I recently watched Metallica on the Colbert Report. It was nothing short of depressing. These guys need to hang it up. They don’t need the money, they haven’t produced an album worth a damn in over twenty years, and things like their latest ego-stroke, Through The Never, just continue the douche chill that is modern Metallica.
While the reasons for the band to lay down their instruments are multiple, we tried to reduce it to the ten most egregious sins, for an indisputable list of Ten Reasons Metallica Need To Call It A Day .

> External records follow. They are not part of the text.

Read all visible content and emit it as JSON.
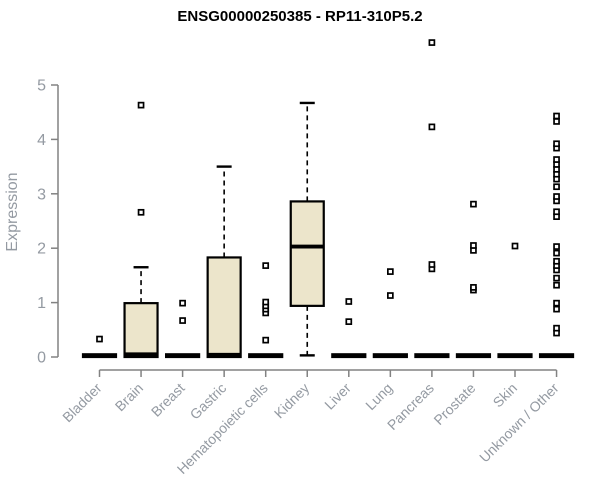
{
  "page": {
    "background": "#ffffff"
  },
  "chart_data": {
    "type": "boxplot",
    "title": "ENSG00000250385 - RP11-310P5.2",
    "ylabel": "Expression",
    "xlabel": "",
    "ylim": [
      0,
      5
    ],
    "yticks": [
      0,
      1,
      2,
      3,
      4,
      5
    ],
    "grid": false,
    "legend": "none",
    "colors": {
      "box_fill": "#ece5cb",
      "box_stroke": "#000000",
      "axis_color": "#828282",
      "tick_label_color": "#949aa2",
      "title_color": "#000000"
    },
    "categories": [
      "Bladder",
      "Brain",
      "Breast",
      "Gastric",
      "Hematopoietic cells",
      "Kidney",
      "Liver",
      "Lung",
      "Pancreas",
      "Prostate",
      "Skin",
      "Unknown / Other"
    ],
    "series": [
      {
        "category": "Bladder",
        "q1": 0,
        "median": 0.02,
        "q3": 0.05,
        "whisker_low": 0,
        "whisker_high": 0.05,
        "outliers": [
          0.33
        ]
      },
      {
        "category": "Brain",
        "q1": 0,
        "median": 0.05,
        "q3": 0.99,
        "whisker_low": 0,
        "whisker_high": 1.65,
        "outliers": [
          2.66,
          4.63
        ]
      },
      {
        "category": "Breast",
        "q1": 0,
        "median": 0.02,
        "q3": 0.05,
        "whisker_low": 0,
        "whisker_high": 0.05,
        "outliers": [
          0.67,
          0.99
        ]
      },
      {
        "category": "Gastric",
        "q1": 0,
        "median": 0.04,
        "q3": 1.83,
        "whisker_low": 0,
        "whisker_high": 3.5,
        "outliers": []
      },
      {
        "category": "Hematopoietic cells",
        "q1": 0,
        "median": 0.02,
        "q3": 0.05,
        "whisker_low": 0,
        "whisker_high": 0.05,
        "outliers": [
          0.31,
          0.81,
          0.88,
          0.94,
          1.01,
          1.68
        ]
      },
      {
        "category": "Kidney",
        "q1": 0.94,
        "median": 2.03,
        "q3": 2.86,
        "whisker_low": 0.03,
        "whisker_high": 4.67,
        "outliers": []
      },
      {
        "category": "Liver",
        "q1": 0,
        "median": 0.02,
        "q3": 0.05,
        "whisker_low": 0,
        "whisker_high": 0.05,
        "outliers": [
          0.65,
          1.02
        ]
      },
      {
        "category": "Lung",
        "q1": 0,
        "median": 0.02,
        "q3": 0.05,
        "whisker_low": 0,
        "whisker_high": 0.05,
        "outliers": [
          1.13,
          1.57
        ]
      },
      {
        "category": "Pancreas",
        "q1": 0,
        "median": 0.02,
        "q3": 0.05,
        "whisker_low": 0,
        "whisker_high": 0.05,
        "outliers": [
          1.62,
          1.7,
          4.23,
          5.78
        ]
      },
      {
        "category": "Prostate",
        "q1": 0,
        "median": 0.02,
        "q3": 0.05,
        "whisker_low": 0,
        "whisker_high": 0.05,
        "outliers": [
          1.23,
          1.28,
          1.96,
          2.05,
          2.81
        ]
      },
      {
        "category": "Skin",
        "q1": 0,
        "median": 0.02,
        "q3": 0.05,
        "whisker_low": 0,
        "whisker_high": 0.05,
        "outliers": [
          2.04
        ]
      },
      {
        "category": "Unknown / Other",
        "q1": 0,
        "median": 0.02,
        "q3": 0.05,
        "whisker_low": 0,
        "whisker_high": 0.05,
        "outliers": [
          0.44,
          0.53,
          0.88,
          0.99,
          1.32,
          1.45,
          1.6,
          1.68,
          1.76,
          1.91,
          2.03,
          2.58,
          2.67,
          2.87,
          2.95,
          3.13,
          3.27,
          3.36,
          3.45,
          3.54,
          3.63,
          3.84,
          3.92,
          4.33,
          4.43
        ]
      }
    ]
  }
}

Ten Reasons Metallica Need to Call It a Day
10. Napster
Yes, this did happen a long time ago, but I think people missed the point. While we as fans felt Metallica, who got big through tape trading, were incredibly hypocritical for trying to shut down Napster, it was really them handing over a list of 60,000 plus Napster users to the feds that tore it. The band has never recovered from that. It was our first introduction to Metallicorporation and to what a douche bag Lars Ulrich could be.
9. Load/Reload
Two albums of searing failure. The only entertaining thing with Load and Reload is playing them back to back and trying to figure out which one sucks the worst. I’m going with Reload because now, and forever, I will hear James Hetfield bark out “Gimmie Fuel gimmie fire, gimmie that which I desire.”
8. Some Kind of Monster
Watching rich rock stars bitch and complain about how hard it is to be rich rock stars is hard enough, but to view a band like Metallica turn into crybaby yuppies during their “feelings class” is unwatchable. The worst part was witnessing Lars Ulrich get more excited about getting drunk and selling art, than playing drums. Wait, did I say the worst part? I’m wrong. That title belongs to Lars Ulrich insinuating during bass player tryouts, that Cliff Burton might not be good enough for the band at this point.
7. Death Magnetic
Watching a band get old is rough, watching them desperately attempt to recapture their relevance is heartbreaking. Death Magnetic, while not as rough on the ears as St. Anger, was, in some ways, even worse. It was a final nail in the coffin of the idea that Metallica might reclaim their lost magic. At this point, Metallicorporation is just spitting out unit movers.
6. 'Tallica
Once the band started referring to themselves as ‘Tallica, it was pretty much fuck you from there.
5. The Bass Curse
Every time Metallica loses a bass player, their songwriting skills drop considerably. Cliff Burton dies, fans get And Justice For All , Black Album, etc. Jason Newsted leaves, Metallica release St. Anger and Death Magnetic , not to mention Rob Trujillo’s ridiculous crab-walk spectacle. As they have yet to fire Rob and beg Jason to return, Metallica is clearly unaware of the curse. They have to hang it up before Trujillo leaves or gets fired. Can you imagine the dreck Metallica would record then?
4. St. Anger
I don’t even need to break this album down. Sit back, close your eyes, and listen to it. They CHOSE that production sound. The band listened to this record and found themselves saying “Wow. Great. Release it.” Lars OPTED for that snare sound. He wanted it to sound like somebody was beating a garbage can lid with a ballpeen hammer. That, right there, screams “HANG IT UP”.
3. The Black Album
Metallica went from metal band to dancing bears. From heavy metal giants to Vegas lounge act. If you lack courage and intellect, the Black album is for you. Some will scream that the album sold millions. Yeah, well, so did Limp Bizkit and they’re the antichrist.
2. Lulu
This thing was a punchline waiting to happen. Seriously? Could even the most forgiving Metallica fan, find it in their heart to turn away from this bastard child of a billion bad ideas? The fatal stumble down the staircase of relevancy might have been avoided, if Metallica and Lou Reed slipped Lulu into the world with little or no fanfare. If it had been treated as an oddity, or a curious experiment. Nope, Lulu was lauded as some kind of historical event, with both sides rubbing each other’s egos with the kind of ferocity usually reserved for The Champagne Room. Hilarity ensued. Read our full review .
1. Lars Ulrich
Everything this guy does sends douche chills up the spine. Napster, Some Kind Of Monster, St. Anger , there is little wrong with Metallica that doesn’t somehow point back to good old Lars. Never before has the vile cesspool of rock stardom been more completely encompassed within one human being. Mix in his lazy, and usually inadequate drumming, and you have a recipe for disaster. Since they won’t ever fire him, how about the band just call it a day?